File Under: HTML5, JavaScript

Awesome Guitar Tab Mashup Showcases Audio Data API

Attention budding guitar players, the web just might turn into the best guitar teacher around.

The Mozilla hacks blog has details on an awesome web-based guitar tab player experiment from developer Greg Jopa. Using Mozilla’s experimental Audio Data API and the Vexflow HTML5 music notation rendering API, Jopa’s guitar tab player displays interactive sheet music that traces the notes of a song as it plays.

If you’re using Firefox 4, head over to the demo site to see the mashup in action. Other browsers won’t work, but the demo movie below shows how the guitar tab player works.
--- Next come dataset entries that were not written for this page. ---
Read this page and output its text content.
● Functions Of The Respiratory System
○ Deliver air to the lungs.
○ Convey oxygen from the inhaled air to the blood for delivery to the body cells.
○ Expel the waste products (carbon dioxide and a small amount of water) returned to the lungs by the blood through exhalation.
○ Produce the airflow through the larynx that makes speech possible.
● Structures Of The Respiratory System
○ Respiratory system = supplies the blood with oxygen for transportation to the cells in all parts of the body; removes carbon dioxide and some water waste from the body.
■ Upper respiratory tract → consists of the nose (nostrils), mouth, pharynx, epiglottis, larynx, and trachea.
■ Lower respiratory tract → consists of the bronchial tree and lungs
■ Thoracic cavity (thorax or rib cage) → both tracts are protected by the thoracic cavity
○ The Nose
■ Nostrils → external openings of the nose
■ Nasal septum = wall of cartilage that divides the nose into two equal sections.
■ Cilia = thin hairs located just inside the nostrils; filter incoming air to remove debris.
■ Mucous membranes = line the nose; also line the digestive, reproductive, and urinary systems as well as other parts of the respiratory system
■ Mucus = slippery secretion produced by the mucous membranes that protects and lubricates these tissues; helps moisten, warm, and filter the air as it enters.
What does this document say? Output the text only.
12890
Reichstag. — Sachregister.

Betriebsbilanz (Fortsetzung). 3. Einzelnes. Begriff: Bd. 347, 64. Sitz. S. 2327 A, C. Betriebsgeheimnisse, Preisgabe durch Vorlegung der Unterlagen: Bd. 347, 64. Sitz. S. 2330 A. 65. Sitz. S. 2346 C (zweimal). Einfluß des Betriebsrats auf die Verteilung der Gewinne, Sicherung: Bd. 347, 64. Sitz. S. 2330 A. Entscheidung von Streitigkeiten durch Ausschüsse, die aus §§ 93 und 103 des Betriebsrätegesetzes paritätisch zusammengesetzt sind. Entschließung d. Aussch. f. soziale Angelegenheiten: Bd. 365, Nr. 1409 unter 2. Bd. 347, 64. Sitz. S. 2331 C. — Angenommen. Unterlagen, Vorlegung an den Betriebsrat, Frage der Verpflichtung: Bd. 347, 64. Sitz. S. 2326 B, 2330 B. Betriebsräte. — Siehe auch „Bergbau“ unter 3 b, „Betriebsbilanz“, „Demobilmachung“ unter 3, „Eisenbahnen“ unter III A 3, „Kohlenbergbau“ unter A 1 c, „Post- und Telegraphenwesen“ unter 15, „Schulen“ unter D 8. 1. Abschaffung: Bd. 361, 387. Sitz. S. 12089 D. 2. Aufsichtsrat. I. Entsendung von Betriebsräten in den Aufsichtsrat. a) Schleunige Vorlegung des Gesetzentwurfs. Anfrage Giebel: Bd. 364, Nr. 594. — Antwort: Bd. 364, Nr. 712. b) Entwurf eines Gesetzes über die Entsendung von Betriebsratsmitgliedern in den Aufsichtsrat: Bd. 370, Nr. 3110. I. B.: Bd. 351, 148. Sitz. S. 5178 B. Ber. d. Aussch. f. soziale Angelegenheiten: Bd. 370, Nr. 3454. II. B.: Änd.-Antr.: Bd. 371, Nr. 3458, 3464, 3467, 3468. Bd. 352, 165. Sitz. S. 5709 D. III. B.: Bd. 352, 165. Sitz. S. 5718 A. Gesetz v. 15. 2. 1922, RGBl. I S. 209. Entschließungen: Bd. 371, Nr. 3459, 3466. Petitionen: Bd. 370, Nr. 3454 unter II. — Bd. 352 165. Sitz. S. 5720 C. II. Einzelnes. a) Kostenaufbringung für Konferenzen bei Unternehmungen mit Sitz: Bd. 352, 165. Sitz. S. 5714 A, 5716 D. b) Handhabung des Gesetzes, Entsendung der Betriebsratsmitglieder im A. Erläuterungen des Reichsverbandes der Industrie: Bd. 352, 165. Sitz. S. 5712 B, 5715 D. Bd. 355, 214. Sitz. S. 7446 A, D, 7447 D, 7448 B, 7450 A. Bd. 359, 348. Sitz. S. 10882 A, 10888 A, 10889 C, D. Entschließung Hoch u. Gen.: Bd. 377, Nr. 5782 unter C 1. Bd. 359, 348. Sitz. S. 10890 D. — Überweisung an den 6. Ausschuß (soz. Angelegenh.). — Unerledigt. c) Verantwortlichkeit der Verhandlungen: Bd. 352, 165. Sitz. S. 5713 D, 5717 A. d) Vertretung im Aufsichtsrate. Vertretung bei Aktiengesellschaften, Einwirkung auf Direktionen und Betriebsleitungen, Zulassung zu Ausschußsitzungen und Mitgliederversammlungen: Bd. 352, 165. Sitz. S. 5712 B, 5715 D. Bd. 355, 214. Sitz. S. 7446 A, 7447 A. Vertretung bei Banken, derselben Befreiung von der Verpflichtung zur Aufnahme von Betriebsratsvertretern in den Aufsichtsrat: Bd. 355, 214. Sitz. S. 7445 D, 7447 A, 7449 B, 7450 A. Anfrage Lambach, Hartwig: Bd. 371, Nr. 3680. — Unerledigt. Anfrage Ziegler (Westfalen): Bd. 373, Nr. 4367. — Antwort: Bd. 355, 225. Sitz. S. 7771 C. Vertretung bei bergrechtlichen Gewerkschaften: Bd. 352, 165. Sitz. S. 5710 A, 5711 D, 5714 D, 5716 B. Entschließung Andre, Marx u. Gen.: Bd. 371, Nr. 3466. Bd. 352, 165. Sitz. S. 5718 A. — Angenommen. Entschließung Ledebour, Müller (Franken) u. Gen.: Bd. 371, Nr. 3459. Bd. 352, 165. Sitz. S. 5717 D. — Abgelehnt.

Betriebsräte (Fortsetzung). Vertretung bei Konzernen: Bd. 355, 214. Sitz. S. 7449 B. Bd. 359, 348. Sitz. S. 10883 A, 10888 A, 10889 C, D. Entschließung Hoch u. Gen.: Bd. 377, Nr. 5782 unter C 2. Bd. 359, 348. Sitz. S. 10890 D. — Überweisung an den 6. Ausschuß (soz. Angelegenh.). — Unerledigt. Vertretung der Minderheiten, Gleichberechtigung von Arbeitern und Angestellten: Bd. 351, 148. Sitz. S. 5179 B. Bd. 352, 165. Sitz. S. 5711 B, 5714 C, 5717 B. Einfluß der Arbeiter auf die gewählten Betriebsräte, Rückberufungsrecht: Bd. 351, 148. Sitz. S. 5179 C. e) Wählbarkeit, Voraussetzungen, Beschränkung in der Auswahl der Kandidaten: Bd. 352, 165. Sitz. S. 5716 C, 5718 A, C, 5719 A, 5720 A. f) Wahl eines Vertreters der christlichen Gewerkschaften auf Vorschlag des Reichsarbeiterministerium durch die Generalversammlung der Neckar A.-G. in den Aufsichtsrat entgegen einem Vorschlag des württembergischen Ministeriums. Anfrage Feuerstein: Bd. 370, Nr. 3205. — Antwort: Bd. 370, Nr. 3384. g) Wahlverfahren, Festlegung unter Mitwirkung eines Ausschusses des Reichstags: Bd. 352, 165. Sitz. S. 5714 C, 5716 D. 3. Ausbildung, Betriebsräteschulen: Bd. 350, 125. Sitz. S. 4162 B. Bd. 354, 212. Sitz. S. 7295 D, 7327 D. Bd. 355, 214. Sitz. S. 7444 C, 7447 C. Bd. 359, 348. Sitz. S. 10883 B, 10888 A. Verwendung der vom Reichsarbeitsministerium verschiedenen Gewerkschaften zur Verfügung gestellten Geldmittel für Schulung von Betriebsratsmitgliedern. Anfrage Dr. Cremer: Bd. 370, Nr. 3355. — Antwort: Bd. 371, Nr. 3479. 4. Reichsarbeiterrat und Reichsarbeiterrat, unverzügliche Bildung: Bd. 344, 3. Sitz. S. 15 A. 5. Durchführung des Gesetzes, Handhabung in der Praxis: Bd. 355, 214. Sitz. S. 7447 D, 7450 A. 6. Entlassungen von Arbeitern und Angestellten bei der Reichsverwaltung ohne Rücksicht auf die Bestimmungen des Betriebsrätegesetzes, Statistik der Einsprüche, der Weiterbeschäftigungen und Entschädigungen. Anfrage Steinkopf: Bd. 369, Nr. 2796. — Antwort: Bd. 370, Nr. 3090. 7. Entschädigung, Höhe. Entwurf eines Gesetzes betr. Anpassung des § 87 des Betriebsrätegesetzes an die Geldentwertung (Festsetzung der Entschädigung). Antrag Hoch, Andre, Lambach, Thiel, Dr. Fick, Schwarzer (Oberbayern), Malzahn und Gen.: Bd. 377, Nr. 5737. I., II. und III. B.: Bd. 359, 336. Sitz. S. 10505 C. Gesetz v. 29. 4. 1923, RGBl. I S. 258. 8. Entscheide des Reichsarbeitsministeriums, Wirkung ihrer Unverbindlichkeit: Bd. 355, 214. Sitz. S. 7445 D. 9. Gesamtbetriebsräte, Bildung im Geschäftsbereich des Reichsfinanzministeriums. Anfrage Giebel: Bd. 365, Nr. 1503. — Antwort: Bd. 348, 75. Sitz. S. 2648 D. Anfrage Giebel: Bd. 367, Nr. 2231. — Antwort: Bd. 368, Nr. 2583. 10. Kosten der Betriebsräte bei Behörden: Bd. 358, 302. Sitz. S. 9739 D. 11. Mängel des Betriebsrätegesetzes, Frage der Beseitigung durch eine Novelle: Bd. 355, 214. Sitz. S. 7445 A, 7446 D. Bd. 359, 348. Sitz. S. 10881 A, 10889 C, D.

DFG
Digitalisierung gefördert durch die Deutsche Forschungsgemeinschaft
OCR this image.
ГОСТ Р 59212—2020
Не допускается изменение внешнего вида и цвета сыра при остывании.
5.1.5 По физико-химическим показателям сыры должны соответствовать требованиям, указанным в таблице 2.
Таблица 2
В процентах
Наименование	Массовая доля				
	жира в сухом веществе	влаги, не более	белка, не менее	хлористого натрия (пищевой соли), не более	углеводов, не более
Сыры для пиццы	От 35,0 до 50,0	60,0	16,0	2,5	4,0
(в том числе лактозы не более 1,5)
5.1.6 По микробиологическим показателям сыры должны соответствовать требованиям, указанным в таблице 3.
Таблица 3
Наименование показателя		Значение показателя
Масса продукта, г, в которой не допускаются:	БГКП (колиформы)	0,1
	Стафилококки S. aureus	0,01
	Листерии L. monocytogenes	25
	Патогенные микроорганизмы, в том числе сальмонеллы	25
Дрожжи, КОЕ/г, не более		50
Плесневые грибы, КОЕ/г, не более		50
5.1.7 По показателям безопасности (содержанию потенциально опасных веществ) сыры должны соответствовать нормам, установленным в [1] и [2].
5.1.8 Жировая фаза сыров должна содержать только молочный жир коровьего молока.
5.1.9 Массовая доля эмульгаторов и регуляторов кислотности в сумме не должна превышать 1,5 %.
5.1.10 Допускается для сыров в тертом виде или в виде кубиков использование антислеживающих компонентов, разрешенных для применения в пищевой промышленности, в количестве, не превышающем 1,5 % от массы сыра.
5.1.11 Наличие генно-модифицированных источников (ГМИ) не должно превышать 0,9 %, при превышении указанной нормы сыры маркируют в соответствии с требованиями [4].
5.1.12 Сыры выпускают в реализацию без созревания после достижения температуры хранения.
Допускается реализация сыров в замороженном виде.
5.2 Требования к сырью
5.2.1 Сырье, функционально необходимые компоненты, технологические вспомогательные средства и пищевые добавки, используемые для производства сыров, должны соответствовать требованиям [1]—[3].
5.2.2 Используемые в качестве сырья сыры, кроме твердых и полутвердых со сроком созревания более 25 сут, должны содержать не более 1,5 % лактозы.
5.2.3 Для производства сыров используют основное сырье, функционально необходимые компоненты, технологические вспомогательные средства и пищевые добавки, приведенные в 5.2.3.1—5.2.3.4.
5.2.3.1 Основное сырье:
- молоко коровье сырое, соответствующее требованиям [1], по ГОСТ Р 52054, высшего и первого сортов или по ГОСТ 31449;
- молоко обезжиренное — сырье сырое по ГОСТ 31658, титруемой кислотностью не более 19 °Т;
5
The reason this experiment only works in Firefox is because it uses Mozilla’s new Audio Data API, which gives web developers a way to interact with raw audio data in HTML5′s <video> and <audio> elements using JavaScript. With the Audio Data API, developers can read and write audio data within the browser, opening the doors for online tools like spectrum analyzers, audio remixing tools and 3D audio visualizations.

While Mozilla’s Audio Data API hasn’t been blessed by the W3C just yet, plenty of what we use on the web right now — XMLHttpRequest anyone? — started out exactly the same way. Because the web embraced XMLHttpRequest, it became a standard. Given this awesome experiment and some of the other great demos we’ve seen that use the Audio Data API, we’re really hoping the W3C adds the Audio Data API to the spec.